Learn from Structural Scope: Improving Aspect-Level Sentiment Analysis with Hybrid Graph Convolutional Networks
This work addresses the problem of noisy opinion words in aspect-level sentiment analysis for natural language processing applications, representing an incremental improvement through hybrid syntactic modeling.
The paper tackled aspect-level sentiment analysis by introducing the concept of Structural Scope to model relations between targets and sentiments based on grammatical hierarchy, and proposed a hybrid graph convolutional network (HGCN) that outperformed state-of-the-art baselines on four public datasets.

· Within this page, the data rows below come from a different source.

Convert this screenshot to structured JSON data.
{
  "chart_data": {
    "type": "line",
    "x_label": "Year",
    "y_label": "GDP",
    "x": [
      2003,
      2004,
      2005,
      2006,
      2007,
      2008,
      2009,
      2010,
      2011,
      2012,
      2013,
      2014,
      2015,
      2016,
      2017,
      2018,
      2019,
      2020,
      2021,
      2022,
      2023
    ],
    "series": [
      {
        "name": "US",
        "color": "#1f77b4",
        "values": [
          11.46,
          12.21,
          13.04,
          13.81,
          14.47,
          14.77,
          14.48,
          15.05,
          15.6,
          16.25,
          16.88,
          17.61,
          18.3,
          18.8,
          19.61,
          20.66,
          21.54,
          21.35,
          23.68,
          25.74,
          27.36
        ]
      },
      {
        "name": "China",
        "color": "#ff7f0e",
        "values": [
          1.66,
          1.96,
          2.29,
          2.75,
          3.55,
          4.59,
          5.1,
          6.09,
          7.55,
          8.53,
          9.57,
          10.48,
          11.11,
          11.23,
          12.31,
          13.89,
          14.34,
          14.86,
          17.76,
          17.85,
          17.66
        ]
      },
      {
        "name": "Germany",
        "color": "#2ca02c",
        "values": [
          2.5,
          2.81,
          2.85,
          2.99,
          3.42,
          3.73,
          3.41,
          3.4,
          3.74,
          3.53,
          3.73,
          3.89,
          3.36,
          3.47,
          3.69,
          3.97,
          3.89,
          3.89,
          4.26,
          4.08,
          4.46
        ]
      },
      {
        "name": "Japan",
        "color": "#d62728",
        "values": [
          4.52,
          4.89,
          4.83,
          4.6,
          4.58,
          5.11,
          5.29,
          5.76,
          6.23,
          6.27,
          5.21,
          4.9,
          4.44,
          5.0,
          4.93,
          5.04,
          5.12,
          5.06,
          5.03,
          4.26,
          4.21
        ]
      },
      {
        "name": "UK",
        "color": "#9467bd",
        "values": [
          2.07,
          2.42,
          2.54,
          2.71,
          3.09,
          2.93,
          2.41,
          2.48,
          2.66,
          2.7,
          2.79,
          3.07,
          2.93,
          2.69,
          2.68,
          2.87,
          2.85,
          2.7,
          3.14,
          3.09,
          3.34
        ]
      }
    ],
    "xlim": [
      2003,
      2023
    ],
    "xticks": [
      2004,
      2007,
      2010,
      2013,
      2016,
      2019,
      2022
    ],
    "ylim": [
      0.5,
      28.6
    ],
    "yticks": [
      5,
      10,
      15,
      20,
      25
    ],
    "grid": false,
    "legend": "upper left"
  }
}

Aspect-level sentiment analysis aims to determine the sentiment polarity towards a specific target in a sentence. The main challenge of this task is to effectively model the relation between targets and sentiments so as to filter out noisy opinion words from irrelevant targets. Most recent efforts capture relations through target-sentiment pairs or opinion spans from a word-level or phrase-level perspective. Based on the observation that targets and sentiments essentially establish relations following the grammatical hierarchy of phrase-clause-sentence structure, it is hopeful to exploit comprehensive syntactic information for better guiding the learning process. Therefore, we introduce the concept of Scope, which outlines a structural text region related to a specific target. To jointly learn structural Scope and predict the sentiment polarity, we propose a hybrid graph convolutional network (HGCN) to synthesize information from constituency tree and dependency tree, exploring the potential of linking two syntax parsing methods to enrich the representation. Experimental results on four public datasets illustrate that our HGCN model outperforms current state-of-the-art baselines.